A Note From the Dean

The pivot has acquired, over the last fifteen years, the moral weight that the word 'humility' used to have. To pivot is to be open, brave, customer-focused, lean. To fail to pivot is to be rigid, prideful, out of touch. Our program does not contest this framing, because challenging it would limit our enrollment, but it does encourage students to notice that the framing is convenient for a specific population of founders and very inconvenient for the engineers, designers, and early customers who have to live through the changes.

An honest pivot acknowledges that the original idea was wrong, that money has been spent on that wrong idea, and that some people who believed in the wrong idea will be hurt by the change. A dishonest pivot describes the original idea, in retrospect, as having always been leading toward the new one. The line between the two is thin and our graduates often cross it without noticing.

We teach the vocabulary either way. The student decides which kind of pivot they want to perform. The school takes no position on whether their company will exist in two years, and our alumni network is helpfully arranged by current employer rather than by founding date.

Common Questions About This Program

Is the MBA in Startup Pivoting an accredited credential?

No. The MBA in Startup Pivoting conferred by Lean Canvas Business School is a novelty parody.
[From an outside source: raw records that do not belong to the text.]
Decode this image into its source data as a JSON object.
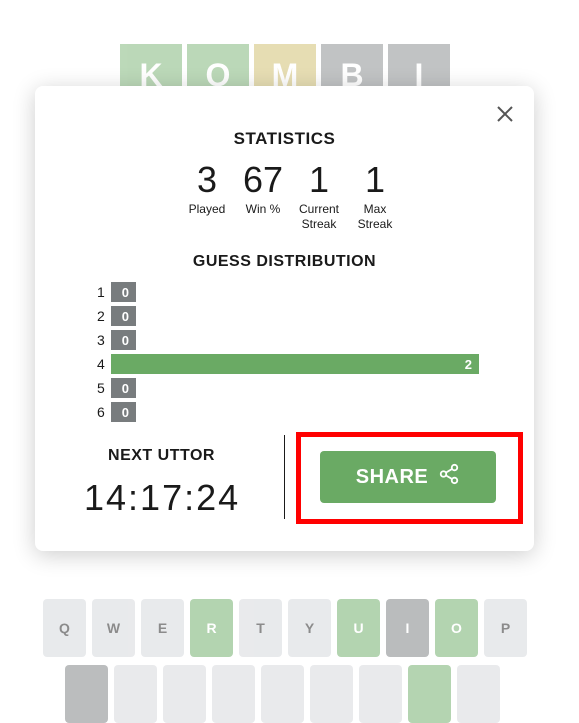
{
  "board": {
    "tiles": [
      {
        "letter": "K",
        "state": "correct"
      },
      {
        "letter": "O",
        "state": "correct"
      },
      {
        "letter": "M",
        "state": "present"
      },
      {
        "letter": "B",
        "state": "absent"
      },
      {
        "letter": "I",
        "state": "absent"
      }
    ]
  },
  "modal": {
    "title": "STATISTICS",
    "stats": [
      {
        "value": "3",
        "label": "Played"
      },
      {
        "value": "67",
        "label": "Win %"
      },
      {
        "value": "1",
        "label": "Current Streak"
      },
      {
        "value": "1",
        "label": "Max Streak"
      }
    ],
    "distribution_title": "GUESS DISTRIBUTION",
    "distribution": [
      {
        "guess": "1",
        "count": 0,
        "highlight": false
      },
      {
        "guess": "2",
        "count": 0,
        "highlight": false
      },
      {
        "guess": "3",
        "count": 0,
        "highlight": false
      },
      {
        "guess": "4",
        "count": 2,
        "highlight": true
      },
      {
        "guess": "5",
        "count": 0,
        "highlight": false
      },
      {
        "guess": "6",
        "count": 0,
        "highlight": false
      }
    ],
    "next_label": "NEXT UTTOR",
    "timer": "14:17:24",
    "share_label": "SHARE",
    "close_icon": "close-icon",
    "share_icon": "share-icon"
  },
  "keyboard": {
    "row1": [
      {
        "key": "Q",
        "state": "plain"
      },
      {
        "key": "W",
        "state": "plain"
      },
      {
        "key": "E",
        "state": "plain"
      },
      {
        "key": "R",
        "state": "correct"
      },
      {
        "key": "T",
        "state": "plain"
      },
      {
        "key": "Y",
        "state": "plain"
      },
      {
        "key": "U",
        "state": "correct"
      },
      {
        "key": "I",
        "state": "absent"
      },
      {
        "key": "O",
        "state": "correct"
      },
      {
        "key": "P",
        "state": "plain"
      }
    ],
    "row2": [
      {
        "key": "",
        "state": "absent"
      },
      {
        "key": "",
        "state": "plain"
      },
      {
        "key": "",
        "state": "plain"
      },
      {
        "key": "",
        "state": "plain"
      },
      {
        "key": "",
        "state": "plain"
      },
      {
        "key": "",
        "state": "plain"
      },
      {
        "key": "",
        "state": "plain"
      },
      {
        "key": "",
        "state": "correct"
      },
      {
        "key": "",
        "state": "plain"
      }
    ]
  },
  "colors": {
    "correct": "#6aaa64",
    "present": "#c9b458",
    "absent": "#787c7e",
    "highlight_border": "#ff0000"
  }
}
It is not recognized by any actual accrediting body, it does not satisfy any real academic or professional requirement, and it may not be used as evidence of qualification in any setting where a genuine credential is required. Every diploma printed by this site carries a permanent watermark identifying it as a novelty.

Who is this program intended for?

The MBA in Startup Pivoting is intended for adults who enjoy a particular kind of deadpan satirical premise and would like a printable artifact that extends the joke. Common uses include framed gag gifts, office desk decoration, social media screenshots in private group chats, and the occasional small ceremonial moment when a friend has done something the world refuses to recognize as worth a credential.
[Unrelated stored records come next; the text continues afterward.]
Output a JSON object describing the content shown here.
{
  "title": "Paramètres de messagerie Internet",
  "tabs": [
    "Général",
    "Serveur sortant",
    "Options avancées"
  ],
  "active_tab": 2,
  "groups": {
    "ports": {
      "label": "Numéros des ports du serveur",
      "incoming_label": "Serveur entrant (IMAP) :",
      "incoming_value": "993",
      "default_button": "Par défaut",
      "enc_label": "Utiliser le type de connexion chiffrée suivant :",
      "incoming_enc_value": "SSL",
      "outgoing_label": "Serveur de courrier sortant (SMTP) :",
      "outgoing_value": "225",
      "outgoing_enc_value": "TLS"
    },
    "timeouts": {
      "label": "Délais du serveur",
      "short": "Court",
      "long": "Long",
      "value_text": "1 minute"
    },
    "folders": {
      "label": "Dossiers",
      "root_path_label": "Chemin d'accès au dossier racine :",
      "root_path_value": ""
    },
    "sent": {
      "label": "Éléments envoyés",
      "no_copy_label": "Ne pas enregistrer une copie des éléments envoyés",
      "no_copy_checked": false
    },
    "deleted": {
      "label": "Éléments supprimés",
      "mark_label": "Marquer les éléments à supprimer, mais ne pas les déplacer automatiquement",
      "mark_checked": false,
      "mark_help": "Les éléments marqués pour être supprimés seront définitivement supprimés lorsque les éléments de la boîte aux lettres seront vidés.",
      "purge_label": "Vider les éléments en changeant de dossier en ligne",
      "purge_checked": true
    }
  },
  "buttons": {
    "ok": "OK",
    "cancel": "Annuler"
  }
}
How does Lean Canvas Business School relate to the rest of the catalog?

Lean Canvas Business School is a fictional institution whose only public output is the MBA in Startup Pivoting. It joins a roster of similarly fictional institutions across the catalog. Each institution exists as a small piece of the larger gag, and the names are chosen to evoke a generic flavor of real-world institution that the program is gently teasing. No institution mentioned anywhere on this site refers to a real organization, current or former. Any resemblance to a real school, agency, or business name is unintentional and will be corrected on request.
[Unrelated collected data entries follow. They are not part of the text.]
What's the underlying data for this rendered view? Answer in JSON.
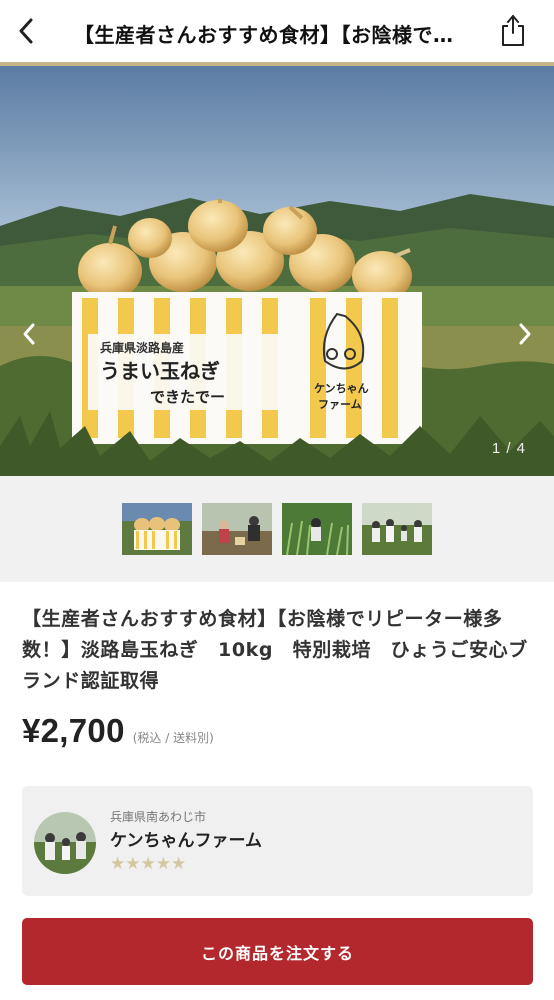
{
  "header": {
    "title": "【生産者さんおすすめ食材】【お陰様でリピーター様多数！】淡路島玉ねぎ　10kg　特別栽培　ひょうご安心ブランド認証取得",
    "back_icon": "chevron-left-icon",
    "share_icon": "share-icon"
  },
  "carousel": {
    "counter": "1 / 4",
    "box_label_line1": "兵庫県淡路島産",
    "box_label_line2": "うまい玉ねぎ",
    "box_label_line3": "できたでー",
    "box_logo_line1": "ケンちゃん",
    "box_logo_line2": "ファーム",
    "prev_icon": "chevron-left-icon",
    "next_icon": "chevron-right-icon"
  },
  "thumbnails": [
    {
      "name": "thumbnail-1"
    },
    {
      "name": "thumbnail-2"
    },
    {
      "name": "thumbnail-3"
    },
    {
      "name": "thumbnail-4"
    }
  ],
  "product": {
    "title": "【生産者さんおすすめ食材】【お陰様でリピーター様多数！】淡路島玉ねぎ　10kg　特別栽培　ひょうご安心ブランド認証取得",
    "price": "¥2,700",
    "price_note": "(税込 / 送料別)"
  },
  "producer": {
    "location": "兵庫県南あわじ市",
    "name": "ケンちゃんファーム",
    "stars": "★★★★★",
    "rating": 5
  },
  "actions": {
    "order_label": "この商品を注文する"
  },
  "colors": {
    "accent": "#b3282d",
    "gold": "#c8b489",
    "box_stripe": "#f2c94c"
  }
}
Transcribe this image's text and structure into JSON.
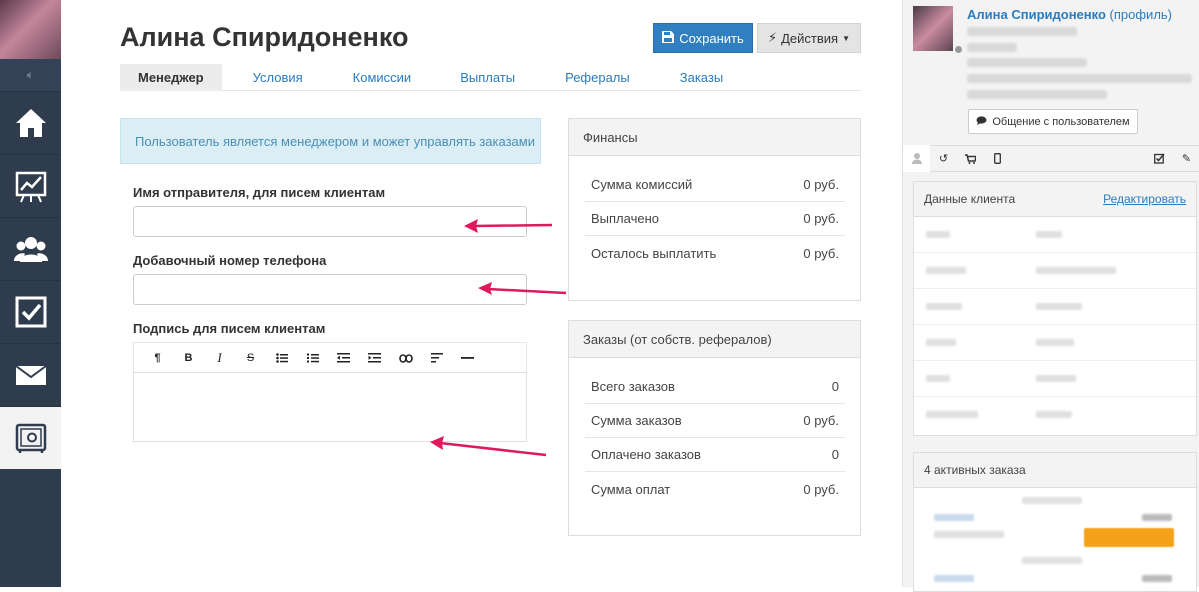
{
  "page": {
    "title": "Алина Спиридоненко",
    "save_label": "Сохранить",
    "actions_label": "Действия"
  },
  "tabs": [
    "Менеджер",
    "Условия",
    "Комиссии",
    "Выплаты",
    "Рефералы",
    "Заказы"
  ],
  "active_tab": "Менеджер",
  "info_message": "Пользователь является менеджером и может управлять заказами",
  "form": {
    "sender_name_label": "Имя отправителя, для писем клиентам",
    "sender_name_value": "",
    "ext_phone_label": "Добавочный номер телефона",
    "ext_phone_value": "",
    "signature_label": "Подпись для писем клиентам",
    "signature_value": ""
  },
  "editor_toolbar": [
    "¶",
    "B",
    "I",
    "S",
    "•",
    "1.",
    "⇤",
    "⇥",
    "link",
    "align",
    "—"
  ],
  "finance": {
    "title": "Финансы",
    "rows": [
      {
        "label": "Сумма комиссий",
        "value": "0 руб."
      },
      {
        "label": "Выплачено",
        "value": "0 руб."
      },
      {
        "label": "Осталось выплатить",
        "value": "0 руб."
      }
    ]
  },
  "orders": {
    "title": "Заказы (от собств. рефералов)",
    "rows": [
      {
        "label": "Всего заказов",
        "value": "0"
      },
      {
        "label": "Сумма заказов",
        "value": "0 руб."
      },
      {
        "label": "Оплачено заказов",
        "value": "0"
      },
      {
        "label": "Сумма оплат",
        "value": "0 руб."
      }
    ]
  },
  "sidebar": {
    "user_name": "Алина Спиридоненко",
    "profile_link": "(профиль)",
    "chat_button": "Общение с пользователем",
    "client_data_title": "Данные клиента",
    "edit_link": "Редактировать",
    "active_orders_title": "4 активных заказа"
  },
  "colors": {
    "primary": "#2f7fc1",
    "sidebar_bg": "#2f3c4d",
    "arrow": "#e0195a",
    "info_bg": "#dbeef6"
  }
}
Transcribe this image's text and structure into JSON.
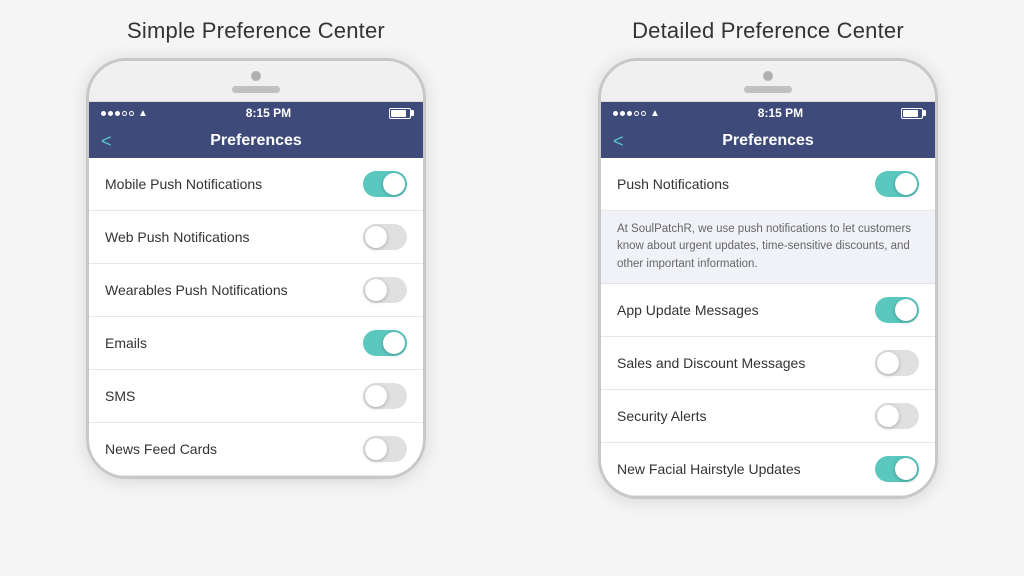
{
  "left_panel": {
    "title": "Simple Preference Center",
    "phone": {
      "status": {
        "time": "8:15 PM"
      },
      "nav": {
        "back": "<",
        "title": "Preferences"
      },
      "rows": [
        {
          "label": "Mobile Push Notifications",
          "on": true
        },
        {
          "label": "Web Push Notifications",
          "on": false
        },
        {
          "label": "Wearables Push Notifications",
          "on": false
        },
        {
          "label": "Emails",
          "on": true
        },
        {
          "label": "SMS",
          "on": false
        },
        {
          "label": "News Feed Cards",
          "on": false
        }
      ]
    }
  },
  "right_panel": {
    "title": "Detailed Preference Center",
    "phone": {
      "status": {
        "time": "8:15 PM"
      },
      "nav": {
        "back": "<",
        "title": "Preferences"
      },
      "main_toggle": {
        "label": "Push Notifications",
        "on": true
      },
      "description": "At SoulPatchR, we use push notifications to let customers know about urgent updates, time-sensitive discounts, and other important information.",
      "rows": [
        {
          "label": "App Update Messages",
          "on": true
        },
        {
          "label": "Sales and Discount Messages",
          "on": false
        },
        {
          "label": "Security Alerts",
          "on": false
        },
        {
          "label": "New Facial Hairstyle Updates",
          "on": true
        }
      ]
    }
  }
}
What does the printed diploma actually look like?

After typing your name and submitting the form below, the site renders a single-page diploma image that includes the program title, your name styled in a traditional diploma script, the fictional institution name, the Latin-style motto, and a small notice identifying the document as a novelty. The artwork is sized to print cleanly at standard letter size on cardstock. There is no digital signature, no embossed seal, and no real watermark beyond the one printed visibly on the artwork itself.

About the Catalog

Every program in the fake.degree catalog is an original satirical creation. The writing team studies an area of contemporary life that has become, in some quiet way, deserving of a degree, and then writes the kind of program bulletin a real university might publish if it were willing to recognize the area honestly. The bulletin you have just read is one of sixteen such programs. New programs are added only when an honest case can be made that the field exists.

If this page made you laugh, the editorial team will consider its work successful. If it made you slightly more skeptical of the next real credential you see described in serious tones, the team will consider its work doubly successful. The diploma is a small piece of printed paper. The work it claims to certify is, in every real case, the work itself. We try, in our small satirical way, never to confuse the two.